Enabling EKS Capabilities

Console:

  1. EKS Console → Cluster → Capabilities tab
  2. Click Create capabilities
  3. Select Argo CD checkbox → Assign Capability Role
  4. Configure AWS Identity Center authentication

CLI:

# Create Argo CD Capability
aws eks create-capability \
--cluster-name prod-hub-cluster \
--capability-type ARGOCD \
--role-arn arn:aws:iam::123456789012:role/eks-argocd-role \
--configuration '{
"identityCenterConfig": {
"instanceArn": "arn:aws:sso:::instance/ssoins-xxxxxxxxx"
}
}'

# Create ACK Capability
aws eks create-capability \
--cluster-name prod-hub-cluster \
--capability-type ACK \
--role-arn arn:aws:iam::123456789012:role/eks-ack-role

# Create kro Capability
aws eks create-capability \
--cluster-name prod-hub-cluster \
--capability-type KRO \
--role-arn arn:aws:iam::123456789012:role/eks-kro-role

Conclusion

GitOps-based large-scale EKS cluster operations strategy can dramatically reduce manual management burden and greatly enhance stability and scalability.

Core Recommendations

1. Leverage EKS Capabilities (ArgoCD + ACK + kro)

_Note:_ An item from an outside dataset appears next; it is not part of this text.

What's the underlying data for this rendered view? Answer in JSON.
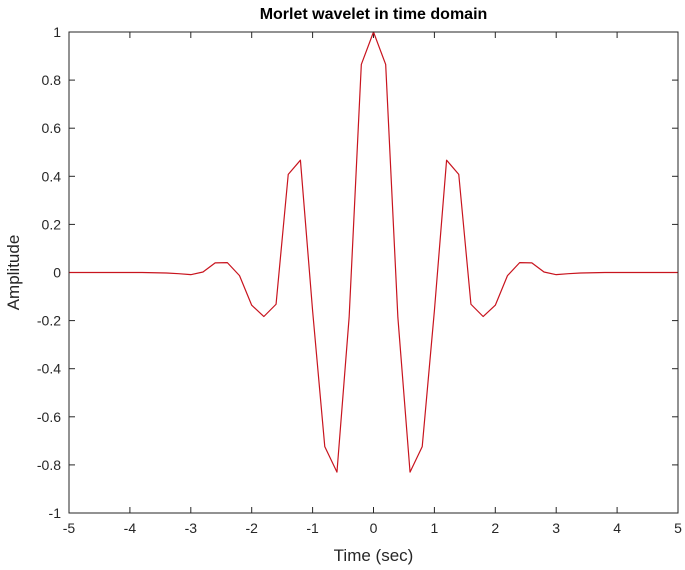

  • Eliminate operational overhead by running ArgoCD as EKS Capability
  • Kubernetes-native infrastructure management via ACK/kro
  • SSO-based access control through AWS Identity Center integration

2. Multi-Cluster Management Using ArgoCD ApplicationSets

  • Hub-and-Spoke architecture for centralized management
  • Consistent deployment across clusters with environment-specific customization

3. Automated Blue/Green Upgrade Strategy

  • Zero-downtime cluster upgrades
  • Automatic rollback capability

4. Policy as Code Based Governance

  • Policy enforcement through OPA/Gatekeeper
  • Automated compliance

Through phased migration approach, you can quickly realize value while minimizing risk.